The main question is whether the telescope affected Galileo's earthbound work.

I'm also unclear on his contribution. It may have been to combine simple physical laws with mathematics to produce conclusions. In particular, he seems to have been the first to say that projectiles travel in parabolas, which he deduced from gravity being constant acceleration. Other people (Avicenna, Biruni) may have said that gravity was acceleration, but I think it's hard to tell what they meant because they didn't draw clear conclusions from it.

Comment author: SilasBarta 15 August 2009 10:58:21PM *  0 points [-]

Vacuums and telescopes are Renaissance tech, it's true. Wikipedia tells me that the first laboratory vacuum was built in the year after Galileo's death, so I think we can rule out the relevance of vacuums. (Galileo did say that things would be better in a vacuum.)

Just to clarify, I only meant that vacuums were difficult to create in a lab with pre-Scientific Revolution tech, not that it was hard to create dense objects back then. Gold coins, anyone?

The broader point was that it takes a lot of cognitive labor simply to recognize that "hey, this would be much simpler to describe in a vacuum". And so testing an inference program on a system unlikely to be observed on average, but set up lack regular complexities, is "cheating", in a sense, because of how you save it the problem of recognizing these difficulties and abstracting away from them.

Comment author: Douglas_Knight 15 August 2009 11:57:19PM *  2 points [-]

The broader point was that it takes a lot of cognitive labor simply to recognize that "hey, this would be much simpler to describe in a vacuum".

It seems that it should be easy to produce physical laws or mathematical formulae describing dense bodies, without figuring out that they are universal laws whose domain of application is limited by the complication of air, but the historical progression was the opposite.

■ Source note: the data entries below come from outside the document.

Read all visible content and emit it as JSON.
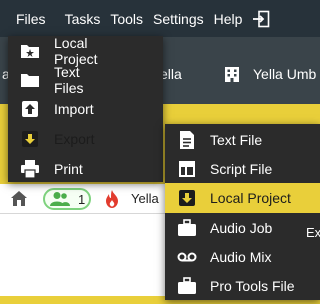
{
  "menubar": {
    "items": [
      "Files",
      "Tasks",
      "Tools",
      "Settings",
      "Help"
    ],
    "exit_icon": "exit-icon"
  },
  "header": {
    "left_text": "ella",
    "right_text": "Yella Umb",
    "left_partial": "a"
  },
  "toolbar": {
    "users_count": "1",
    "user_label": "Yella"
  },
  "files_menu": {
    "items": [
      {
        "label": "Local Project",
        "icon": "project-folder-icon",
        "submenu": true
      },
      {
        "label": "Text Files",
        "icon": "folder-icon",
        "submenu": true
      },
      {
        "label": "Import",
        "icon": "import-icon",
        "submenu": true
      },
      {
        "label": "Export",
        "icon": "export-icon",
        "submenu": true,
        "active": true
      },
      {
        "label": "Print",
        "icon": "printer-icon",
        "submenu": false
      }
    ]
  },
  "export_submenu": {
    "items": [
      {
        "label": "Text File",
        "icon": "text-file-icon"
      },
      {
        "label": "Script File",
        "icon": "script-file-icon"
      },
      {
        "label": "Local Project",
        "icon": "local-project-icon",
        "active": true
      },
      {
        "label": "Audio Job",
        "icon": "briefcase-icon"
      },
      {
        "label": "Audio Mix",
        "icon": "audio-mix-icon"
      },
      {
        "label": "Pro Tools File",
        "icon": "briefcase-icon"
      }
    ]
  },
  "tooltip": {
    "text": "Ex"
  },
  "colors": {
    "menubar": "#27323a",
    "menu_bg": "#2b2b2b",
    "accent_yellow": "#e9cf3a",
    "badge_green": "#7ed27e",
    "fire_red": "#e23b2e"
  }
}
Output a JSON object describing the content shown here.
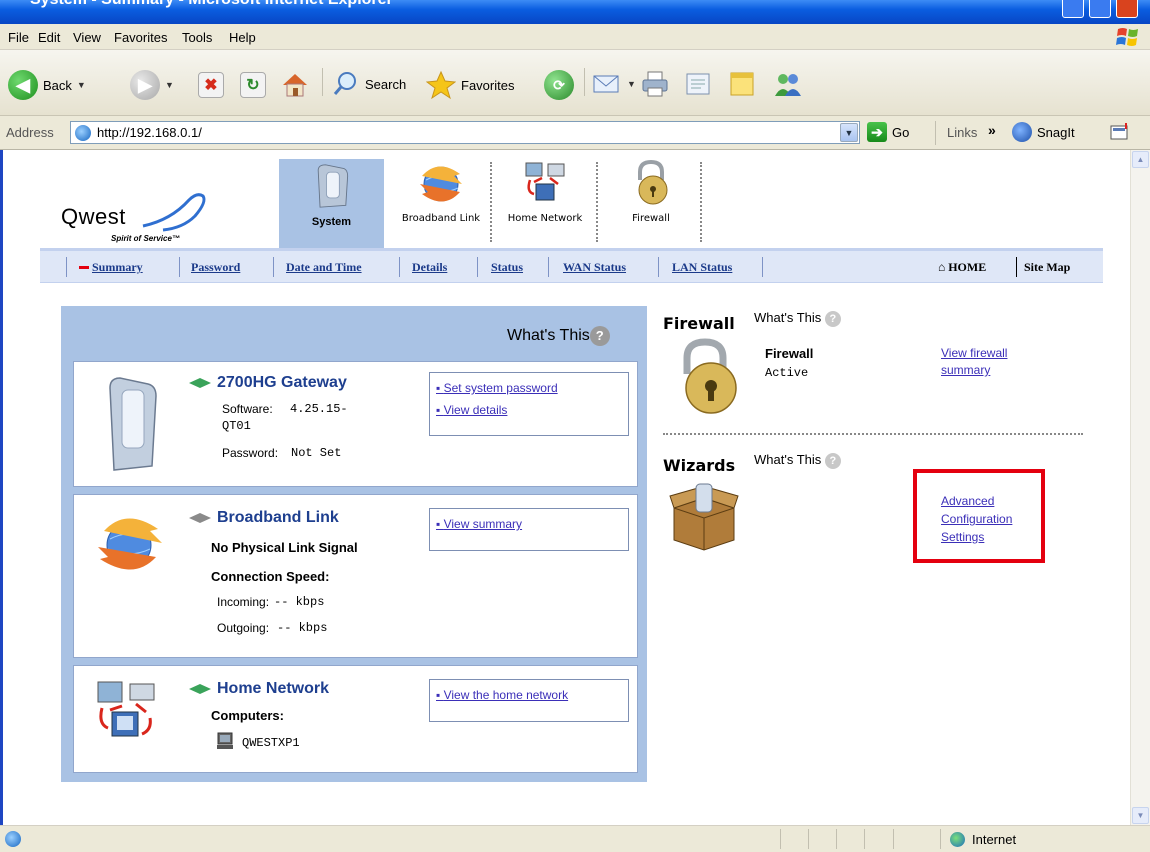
{
  "window": {
    "title": "System - Summary - Microsoft Internet Explorer"
  },
  "menu": [
    "File",
    "Edit",
    "View",
    "Favorites",
    "Tools",
    "Help"
  ],
  "toolbar": {
    "back": "Back",
    "search": "Search",
    "favorites": "Favorites"
  },
  "address": {
    "label": "Address",
    "url": "http://192.168.0.1/",
    "go": "Go",
    "links": "Links",
    "chevrons": "»",
    "snagit": "SnagIt"
  },
  "brand": {
    "name": "Qwest",
    "tagline": "Spirit of Service™"
  },
  "nav_tabs": [
    "System",
    "Broadband Link",
    "Home Network",
    "Firewall"
  ],
  "subnav": [
    "Summary",
    "Password",
    "Date and Time",
    "Details",
    "Status",
    "WAN Status",
    "LAN Status"
  ],
  "home_link": "HOME",
  "sitemap_link": "Site Map",
  "whats_this": "What's This",
  "gateway": {
    "title": "2700HG Gateway",
    "software_label": "Software:",
    "software_value": "4.25.15-QT01",
    "password_label": "Password:",
    "password_value": "Not Set",
    "links": [
      "Set system password",
      "View details"
    ]
  },
  "broadband": {
    "title": "Broadband Link",
    "signal": "No Physical Link Signal",
    "speed_label": "Connection Speed:",
    "incoming_label": "Incoming:",
    "outgoing_label": "Outgoing:",
    "incoming": "-- kbps",
    "outgoing": "-- kbps",
    "links": [
      "View summary"
    ]
  },
  "home_network": {
    "title": "Home Network",
    "computers_label": "Computers:",
    "computer": "QWESTXP1",
    "links": [
      "View the home network"
    ]
  },
  "firewall_section": {
    "title": "Firewall",
    "name": "Firewall",
    "status": "Active",
    "link": "View firewall summary"
  },
  "wizards_section": {
    "title": "Wizards",
    "link": "Advanced Configuration Settings"
  },
  "status": {
    "zone": "Internet"
  },
  "colors": {
    "highlight": "#e4000f",
    "link": "#3b2fb8",
    "nav": "#1b3a8a"
  }
}
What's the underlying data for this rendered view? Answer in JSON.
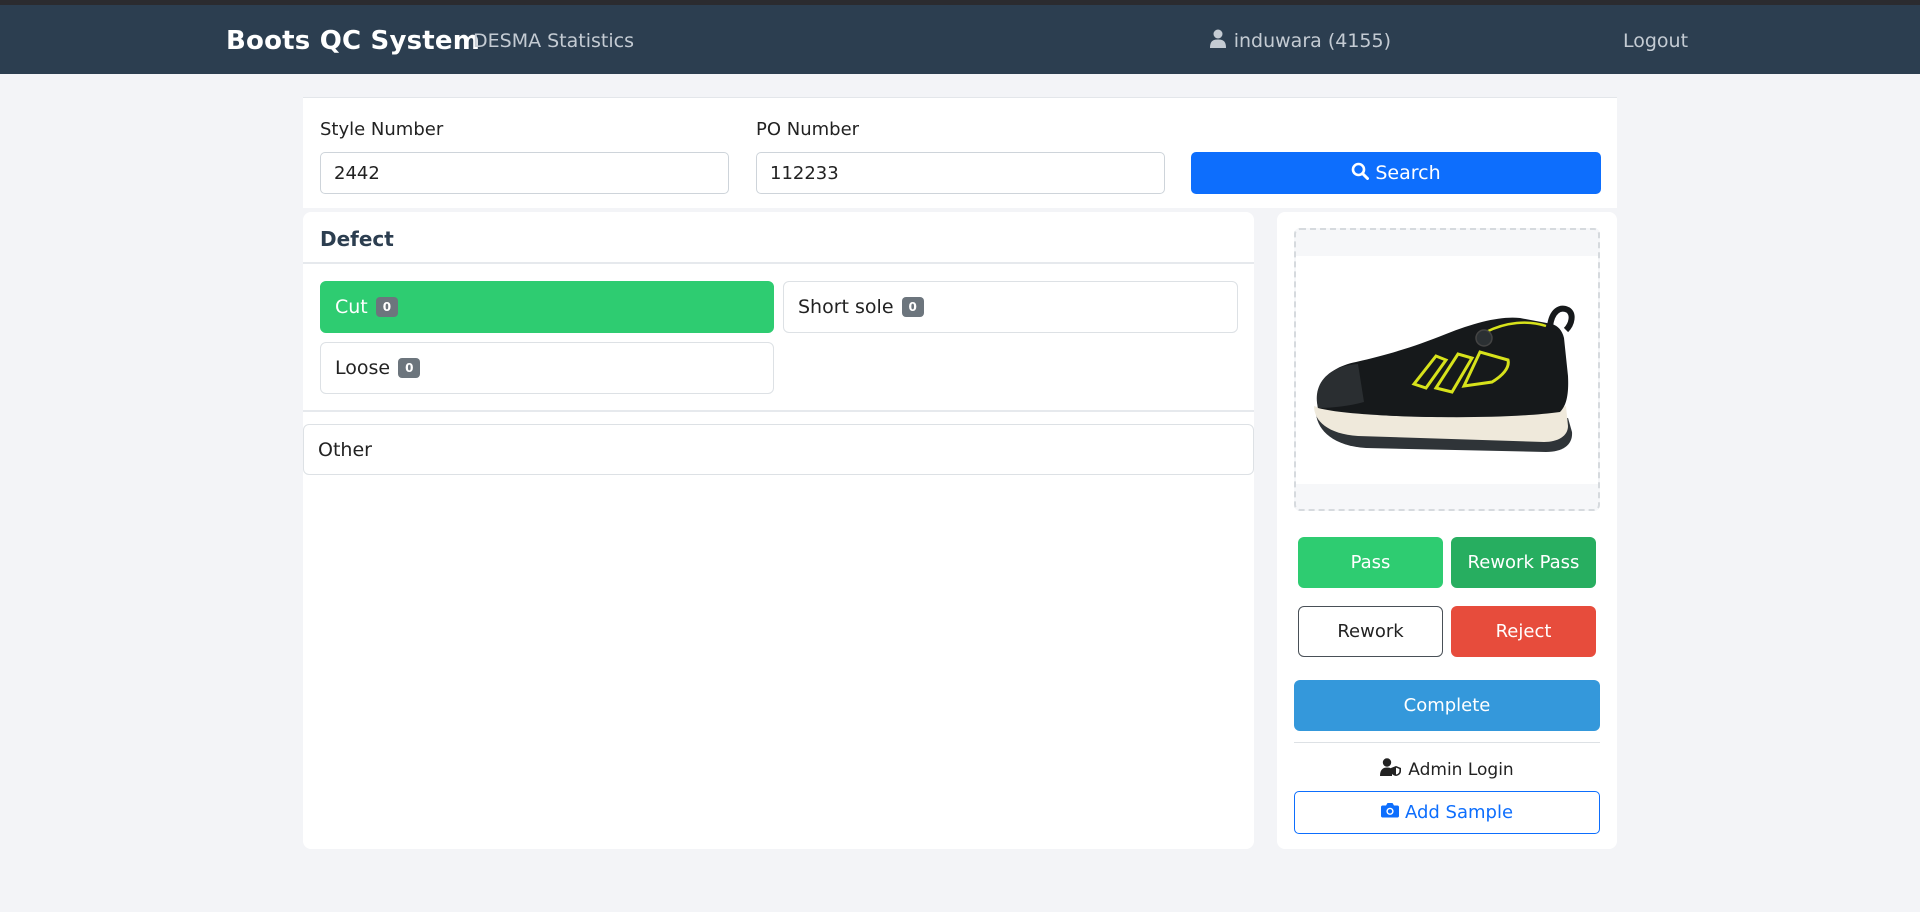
{
  "navbar": {
    "brand": "Boots QC System",
    "stats_link": "DESMA Statistics",
    "user": "induwara (4155)",
    "logout": "Logout"
  },
  "search": {
    "style_label": "Style Number",
    "style_value": "2442",
    "po_label": "PO Number",
    "po_value": "112233",
    "button_label": "Search"
  },
  "defects": {
    "title": "Defect",
    "items": [
      {
        "label": "Cut",
        "count": "0",
        "active": true
      },
      {
        "label": "Short sole",
        "count": "0",
        "active": false
      },
      {
        "label": "Loose",
        "count": "0",
        "active": false
      }
    ],
    "other_label": "Other"
  },
  "actions": {
    "pass": "Pass",
    "rework_pass": "Rework Pass",
    "rework": "Rework",
    "reject": "Reject",
    "complete": "Complete",
    "admin_login": "Admin Login",
    "add_sample": "Add Sample"
  },
  "colors": {
    "navbar": "#2c3e50",
    "primary": "#0d6efd",
    "pass": "#2ecc71",
    "rework_pass": "#27ae60",
    "reject": "#e74c3c",
    "complete": "#3498db"
  },
  "icons": {
    "user": "user-icon",
    "search": "search-icon",
    "admin": "user-shield-icon",
    "camera": "camera-icon"
  }
}
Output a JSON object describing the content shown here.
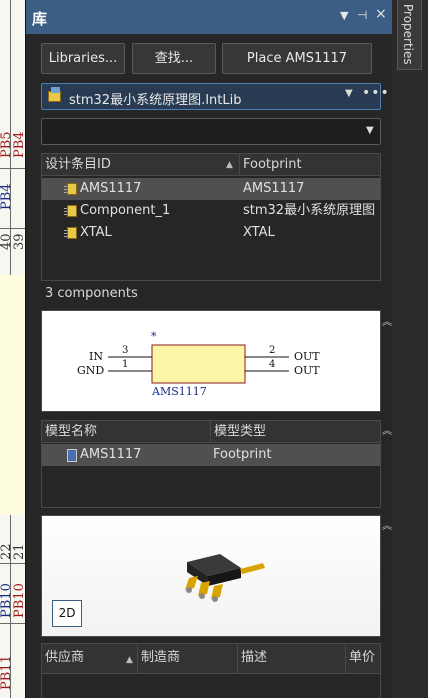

People talked about vacuum for thousands of years. Avicenna definitely said that things would be simpler in a vacuum. Wikipedia quotes Biruni saying that Aristotle said that the heavens are simpler because they are a vacuum.

Not that this has anything to do with superintelligences, but it suggests that we've forgotten what hard steps we've already done.

Why did no one before Galileo notice that the pendulum is cool?

I don't understand how the Caliphate produced Snell's law and good measurements (eg, the concern about whether measurement error is biased) without producing a contribution to precise earthbound dynamics that I've heard of.